Il attendait la pluie.
Inexplicablement on retrouva dans les papiers d’Elvire une liasse de pages arrachées au carnet de Simon, dans le plus grand désordre et bien souvent illisibles d’avoir été pliées dépliées et relues.
… dépassé la bosse d’un champ de cameline par la boue d’une ornière moirée d’huile, traversé une sorte de narce, guidé au loin par une haie d’arbres encore indécis, certains les branches nues où se posaient entre les boules de gui des vols d’étourneaux. Tel arbre se gansait en brun d’un duvet de jeune fille, tel autre déjà de verts frais et anisés, ou se teignant de cuivre dans la lumière du soir. Des sentes partout qui parlaient de furetages et d’amours animales…

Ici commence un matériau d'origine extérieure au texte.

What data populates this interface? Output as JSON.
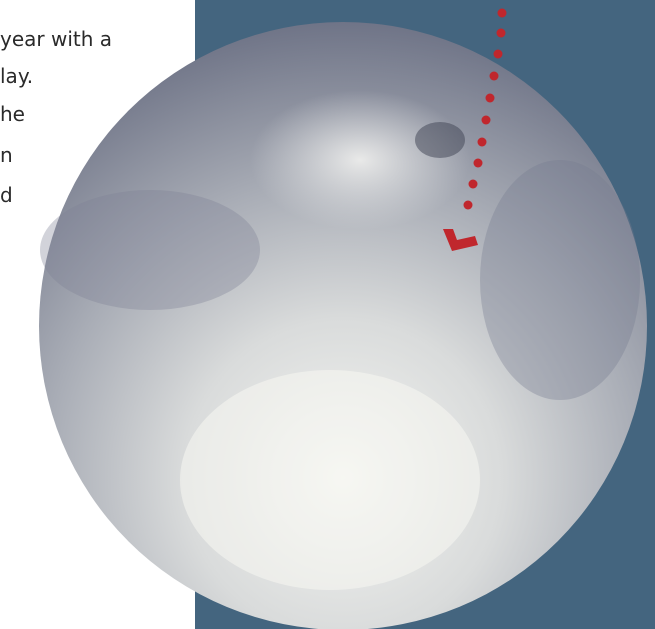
{
  "article": {
    "lines": [
      "year with a",
      "lay.",
      "he",
      "n",
      "d"
    ]
  }
}
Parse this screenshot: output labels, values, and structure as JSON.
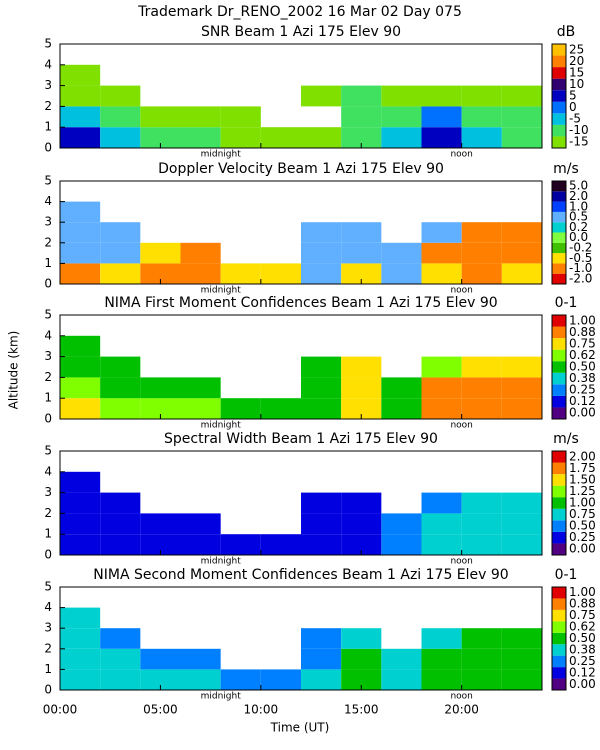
{
  "figure": {
    "title": "Trademark Dr_RENO_2002  16 Mar 02 Day 075",
    "xlabel": "Time (UT)",
    "ylabel": "Altitude (km)",
    "xlim": [
      0,
      24
    ],
    "xticks": [
      {
        "value": 0,
        "label": "00:00"
      },
      {
        "value": 5,
        "label": "05:00"
      },
      {
        "value": 10,
        "label": "10:00"
      },
      {
        "value": 15,
        "label": "15:00"
      },
      {
        "value": 20,
        "label": "20:00"
      }
    ],
    "annotations": [
      {
        "text": "midnight",
        "x": 8
      },
      {
        "text": "noon",
        "x": 20
      }
    ]
  },
  "chart_data": [
    {
      "type": "heatmap",
      "title": "SNR Beam 1 Azi 175 Elev 90",
      "unit": "dB",
      "xbins": [
        0,
        2,
        4,
        6,
        8,
        10,
        12,
        14,
        16,
        18,
        20,
        22,
        24
      ],
      "ybins": [
        0,
        1,
        2,
        3,
        4,
        5
      ],
      "ylim": [
        0,
        5
      ],
      "yticks": [
        0,
        1,
        2,
        3,
        4,
        5
      ],
      "cticks": [
        -15,
        -10,
        -5,
        0,
        5,
        10,
        15,
        20,
        25
      ],
      "colors": [
        "#80e000",
        "#40e060",
        "#00c0e0",
        "#0070ff",
        "#0000c0",
        "#300070",
        "#e00000",
        "#ff8000",
        "#ffc000"
      ],
      "z": [
        [
          5,
          -5,
          -10,
          -10,
          -12,
          -12,
          -12,
          -10,
          -5,
          8,
          -5,
          -10
        ],
        [
          -5,
          -10,
          -12,
          -12,
          -12,
          null,
          null,
          -8,
          -8,
          0,
          -10,
          -10
        ],
        [
          -12,
          -12,
          null,
          null,
          null,
          null,
          -12,
          -10,
          -12,
          -12,
          -12,
          -12
        ],
        [
          -12,
          null,
          null,
          null,
          null,
          null,
          null,
          null,
          null,
          null,
          null,
          null
        ],
        [
          null,
          null,
          null,
          null,
          null,
          null,
          null,
          null,
          null,
          null,
          null,
          null
        ]
      ]
    },
    {
      "type": "heatmap",
      "title": "Doppler Velocity Beam 1 Azi 175 Elev 90",
      "unit": "m/s",
      "xbins": [
        0,
        2,
        4,
        6,
        8,
        10,
        12,
        14,
        16,
        18,
        20,
        22,
        24
      ],
      "ybins": [
        0,
        1,
        2,
        3,
        4,
        5
      ],
      "ylim": [
        0,
        5
      ],
      "yticks": [
        0,
        1,
        2,
        3,
        4,
        5
      ],
      "cticks": [
        {
          "value": -2,
          "label": "-2.0"
        },
        {
          "value": -1,
          "label": "-1.0"
        },
        -0.5,
        -0.2,
        {
          "value": 0,
          "label": "0.0"
        },
        0.2,
        0.5,
        {
          "value": 1,
          "label": "1.0"
        },
        {
          "value": 2,
          "label": "2.0"
        },
        {
          "value": 5,
          "label": "5.0"
        }
      ],
      "colors": [
        "#e00000",
        "#ff8000",
        "#ffe000",
        "#40c000",
        "#80ff40",
        "#00d0d0",
        "#60b0ff",
        "#0040ff",
        "#0000a0",
        "#200020"
      ],
      "z": [
        [
          -1,
          -0.5,
          -1,
          -1,
          -0.5,
          -0.5,
          0.5,
          -0.5,
          0.5,
          -0.5,
          -1,
          -0.5
        ],
        [
          0.5,
          0.5,
          -0.5,
          -1,
          null,
          null,
          0.5,
          0.5,
          0.5,
          -1,
          -1,
          -1
        ],
        [
          0.5,
          0.5,
          null,
          null,
          null,
          null,
          0.5,
          0.5,
          null,
          0.5,
          -1,
          -1
        ],
        [
          0.5,
          null,
          null,
          null,
          null,
          null,
          null,
          null,
          null,
          null,
          null,
          null
        ],
        [
          null,
          null,
          null,
          null,
          null,
          null,
          null,
          null,
          null,
          null,
          null,
          null
        ]
      ]
    },
    {
      "type": "heatmap",
      "title": "NIMA First Moment Confidences Beam 1 Azi 175 Elev 90",
      "unit": "0-1",
      "xbins": [
        0,
        2,
        4,
        6,
        8,
        10,
        12,
        14,
        16,
        18,
        20,
        22,
        24
      ],
      "ybins": [
        0,
        1,
        2,
        3,
        4,
        5
      ],
      "ylim": [
        0,
        5
      ],
      "yticks": [
        0,
        1,
        2,
        3,
        4,
        5
      ],
      "cticks": [
        {
          "value": 0,
          "label": "0.00"
        },
        0.12,
        0.25,
        0.38,
        {
          "value": 0.5,
          "label": "0.50"
        },
        0.62,
        0.75,
        0.88,
        {
          "value": 1,
          "label": "1.00"
        }
      ],
      "colors": [
        "#500080",
        "#0000e0",
        "#0080ff",
        "#00d0d0",
        "#00c000",
        "#80ff00",
        "#ffe000",
        "#ff8000",
        "#e00000"
      ],
      "z": [
        [
          0.75,
          0.62,
          0.62,
          0.62,
          0.5,
          0.5,
          0.5,
          0.75,
          0.5,
          0.88,
          0.88,
          0.88
        ],
        [
          0.62,
          0.5,
          0.5,
          0.5,
          null,
          null,
          0.5,
          0.75,
          0.5,
          0.88,
          0.88,
          0.88
        ],
        [
          0.5,
          0.5,
          null,
          null,
          null,
          null,
          0.5,
          0.75,
          null,
          0.62,
          0.75,
          0.75
        ],
        [
          0.5,
          null,
          null,
          null,
          null,
          null,
          null,
          null,
          null,
          null,
          null,
          null
        ],
        [
          null,
          null,
          null,
          null,
          null,
          null,
          null,
          null,
          null,
          null,
          null,
          null
        ]
      ]
    },
    {
      "type": "heatmap",
      "title": "Spectral Width Beam 1 Azi 175 Elev 90",
      "unit": "m/s",
      "xbins": [
        0,
        2,
        4,
        6,
        8,
        10,
        12,
        14,
        16,
        18,
        20,
        22,
        24
      ],
      "ybins": [
        0,
        1,
        2,
        3,
        4,
        5
      ],
      "ylim": [
        0,
        5
      ],
      "yticks": [
        0,
        1,
        2,
        3,
        4,
        5
      ],
      "cticks": [
        {
          "value": 0,
          "label": "0.00"
        },
        0.25,
        {
          "value": 0.5,
          "label": "0.50"
        },
        0.75,
        {
          "value": 1,
          "label": "1.00"
        },
        1.25,
        {
          "value": 1.5,
          "label": "1.50"
        },
        1.75,
        {
          "value": 2,
          "label": "2.00"
        }
      ],
      "colors": [
        "#500080",
        "#0000e0",
        "#0080ff",
        "#00d0d0",
        "#00c000",
        "#80ff00",
        "#ffe000",
        "#ff8000",
        "#e00000"
      ],
      "z": [
        [
          0.25,
          0.25,
          0.25,
          0.25,
          0.25,
          0.25,
          0.25,
          0.25,
          0.5,
          0.75,
          0.75,
          0.75
        ],
        [
          0.25,
          0.25,
          0.25,
          0.25,
          null,
          null,
          0.25,
          0.25,
          0.5,
          0.75,
          0.75,
          0.75
        ],
        [
          0.25,
          0.25,
          null,
          null,
          null,
          null,
          0.25,
          0.25,
          null,
          0.5,
          0.75,
          0.75
        ],
        [
          0.25,
          null,
          null,
          null,
          null,
          null,
          null,
          null,
          null,
          null,
          null,
          null
        ],
        [
          null,
          null,
          null,
          null,
          null,
          null,
          null,
          null,
          null,
          null,
          null,
          null
        ]
      ]
    },
    {
      "type": "heatmap",
      "title": "NIMA Second Moment Confidences Beam 1 Azi 175 Elev 90",
      "unit": "0-1",
      "xbins": [
        0,
        2,
        4,
        6,
        8,
        10,
        12,
        14,
        16,
        18,
        20,
        22,
        24
      ],
      "ybins": [
        0,
        1,
        2,
        3,
        4,
        5
      ],
      "ylim": [
        0,
        5
      ],
      "yticks": [
        0,
        1,
        2,
        3,
        4,
        5
      ],
      "cticks": [
        {
          "value": 0,
          "label": "0.00"
        },
        0.12,
        0.25,
        0.38,
        {
          "value": 0.5,
          "label": "0.50"
        },
        0.62,
        0.75,
        0.88,
        {
          "value": 1,
          "label": "1.00"
        }
      ],
      "colors": [
        "#500080",
        "#0000e0",
        "#0080ff",
        "#00d0d0",
        "#00c000",
        "#80ff00",
        "#ffe000",
        "#ff8000",
        "#e00000"
      ],
      "z": [
        [
          0.38,
          0.38,
          0.38,
          0.38,
          0.25,
          0.25,
          0.38,
          0.5,
          0.38,
          0.5,
          0.5,
          0.5
        ],
        [
          0.38,
          0.38,
          0.25,
          0.25,
          null,
          null,
          0.25,
          0.5,
          0.38,
          0.5,
          0.5,
          0.5
        ],
        [
          0.38,
          0.25,
          null,
          null,
          null,
          null,
          0.25,
          0.38,
          null,
          0.38,
          0.5,
          0.5
        ],
        [
          0.38,
          null,
          null,
          null,
          null,
          null,
          null,
          null,
          null,
          null,
          null,
          null
        ],
        [
          null,
          null,
          null,
          null,
          null,
          null,
          null,
          null,
          null,
          null,
          null,
          null
        ]
      ]
    }
  ]
}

… était maçon, Joseph devait l’aider le soir. Après on se retrouvait tous à la carrière pour user nos culottes dans les éboulis de kaolin, et on revenait par les champs le long de la propriété, en rentrant on passait se baigner dans le bain à chevaux, ou on regardait les filles jouer dans le parc. Noémie, Elvire. Et le patron dans son bureau. Cachés derrière les chênes on poussait des cris d’animaux. Jusqu’au jour où Isaïe, le garde-chasse nous a calmé les mollets d’un coup de gros sel, lointain, mais précis. Joseph lui, il ne regardait pas pareil.

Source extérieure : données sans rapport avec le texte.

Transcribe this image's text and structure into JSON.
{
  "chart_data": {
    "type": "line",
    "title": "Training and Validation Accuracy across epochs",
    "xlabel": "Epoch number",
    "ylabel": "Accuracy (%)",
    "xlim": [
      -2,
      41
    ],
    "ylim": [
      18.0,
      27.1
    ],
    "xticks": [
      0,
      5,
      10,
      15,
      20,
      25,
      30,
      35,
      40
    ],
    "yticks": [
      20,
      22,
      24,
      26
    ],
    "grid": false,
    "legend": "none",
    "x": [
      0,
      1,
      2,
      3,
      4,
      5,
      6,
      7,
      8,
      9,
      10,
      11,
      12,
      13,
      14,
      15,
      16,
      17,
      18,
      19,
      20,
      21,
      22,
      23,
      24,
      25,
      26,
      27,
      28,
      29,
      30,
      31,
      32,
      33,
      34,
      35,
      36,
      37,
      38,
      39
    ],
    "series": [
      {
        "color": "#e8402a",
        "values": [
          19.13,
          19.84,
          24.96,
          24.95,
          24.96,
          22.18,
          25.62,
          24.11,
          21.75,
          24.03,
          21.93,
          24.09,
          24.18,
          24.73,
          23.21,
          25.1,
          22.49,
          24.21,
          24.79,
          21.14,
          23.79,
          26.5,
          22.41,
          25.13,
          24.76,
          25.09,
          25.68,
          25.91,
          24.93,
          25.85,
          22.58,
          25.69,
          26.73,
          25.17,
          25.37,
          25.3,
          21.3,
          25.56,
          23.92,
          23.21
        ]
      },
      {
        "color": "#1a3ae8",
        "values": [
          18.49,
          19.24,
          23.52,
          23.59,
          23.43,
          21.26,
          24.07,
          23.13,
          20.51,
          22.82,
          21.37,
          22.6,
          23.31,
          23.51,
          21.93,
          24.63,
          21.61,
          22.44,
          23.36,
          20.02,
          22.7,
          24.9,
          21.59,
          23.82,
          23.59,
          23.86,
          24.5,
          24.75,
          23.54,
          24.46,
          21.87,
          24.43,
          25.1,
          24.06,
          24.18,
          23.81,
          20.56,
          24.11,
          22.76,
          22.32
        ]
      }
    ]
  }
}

… Il fallait devenir chevreuil se faire étroit dans le taillis jusqu’où l’œil devine le passage à la mousse lissée sur le haut d’une murette, au dernier moment le ruisseau franchi au-dessus de sa bluette un rien plus sonore entre deux rochers. C’étaient traverses, faux cairns de souches éclatées impasses et retours espacés de jurons… Je me guidais sur le pignon de la masure et c’est au dernier moment que je le découvris, le corps appuyé sur la grille du jardin, immobile et fixant sous la toiture la ligne de fenêtres de l’étage. Avant que je ne l’aie reconnu et sans tourner la tête il avait murmuré - C’est toi ? Tu vois, j’attends la pluie. Et il m’avait raconté.

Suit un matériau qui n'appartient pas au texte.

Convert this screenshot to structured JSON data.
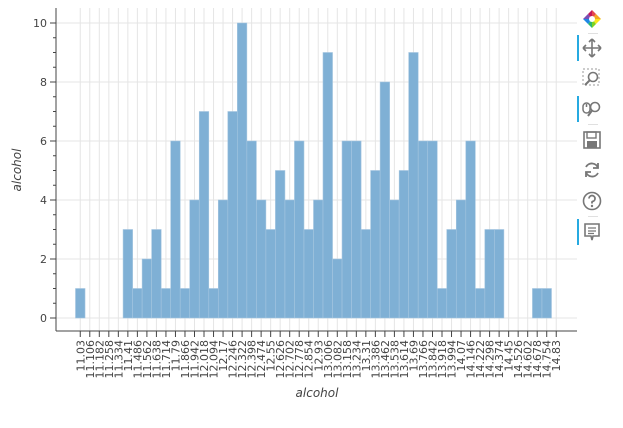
{
  "chart_data": {
    "type": "bar",
    "xlabel": "alcohol",
    "ylabel": "alcohol",
    "ylim": [
      0,
      10.5
    ],
    "yticks": [
      0,
      2,
      4,
      6,
      8,
      10
    ],
    "grid": true,
    "categories": [
      "11.03",
      "11.106",
      "11.182",
      "11.258",
      "11.334",
      "11.41",
      "11.486",
      "11.562",
      "11.638",
      "11.714",
      "11.79",
      "11.866",
      "11.942",
      "12.018",
      "12.094",
      "12.17",
      "12.246",
      "12.322",
      "12.398",
      "12.474",
      "12.55",
      "12.626",
      "12.702",
      "12.778",
      "12.854",
      "12.93",
      "13.006",
      "13.082",
      "13.158",
      "13.234",
      "13.31",
      "13.386",
      "13.462",
      "13.538",
      "13.614",
      "13.69",
      "13.766",
      "13.842",
      "13.918",
      "13.994",
      "14.07",
      "14.146",
      "14.222",
      "14.298",
      "14.374",
      "14.45",
      "14.526",
      "14.602",
      "14.678",
      "14.754",
      "14.83"
    ],
    "values": [
      1,
      0,
      0,
      0,
      0,
      3,
      1,
      2,
      3,
      1,
      6,
      1,
      4,
      7,
      1,
      4,
      7,
      10,
      6,
      4,
      3,
      5,
      4,
      6,
      3,
      4,
      9,
      2,
      6,
      6,
      3,
      5,
      8,
      4,
      5,
      9,
      6,
      6,
      1,
      3,
      4,
      6,
      1,
      3,
      3,
      0,
      0,
      0,
      1,
      1,
      0
    ],
    "colors": {
      "bar_fill": "#7fb0d5",
      "bar_stroke": "#a5c6e0",
      "grid": "#e5e5e5",
      "axis": "#444444"
    }
  },
  "toolbar": {
    "tools": [
      {
        "name": "bokeh-logo",
        "icon": "bokeh-logo-icon",
        "active": false
      },
      {
        "name": "pan",
        "icon": "pan-icon",
        "active": true
      },
      {
        "name": "box-zoom",
        "icon": "box-zoom-icon",
        "active": false
      },
      {
        "name": "wheel-zoom",
        "icon": "wheel-zoom-icon",
        "active": true
      },
      {
        "name": "save",
        "icon": "save-icon",
        "active": false
      },
      {
        "name": "reset",
        "icon": "reset-icon",
        "active": false
      },
      {
        "name": "help",
        "icon": "help-icon",
        "active": false
      },
      {
        "name": "hover",
        "icon": "hover-icon",
        "active": true
      }
    ]
  }
}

- … front il avait été gazé au phosgène. Déjà qu’il n’était pas brillant. Mais dur au mal et pas lourdaud, il s’était mis dans les charpentes et les couvertures. La première fois, c’est Elvire qui l’a appelé. - une espèce de sycomore mal tanqué qu’une tempête a déraciné et passé à travers la toiture. La maison, il y avait moins d’argent. Mal chauffée, des courants d’air. Encore éclairée aux lampes à pétrole. Beaucoup de pièces fermées. Elvire vivait côté levant, à l’opposé du bureau du patron, à gauche du grand escalier et qui avait deux fenêtres qu’on voyait rarement ouvertes. Elvire ce n’était pas… Non, pas le genre. Plutôt une bourgeoise insouciante. Joseph lui il ne regardait ...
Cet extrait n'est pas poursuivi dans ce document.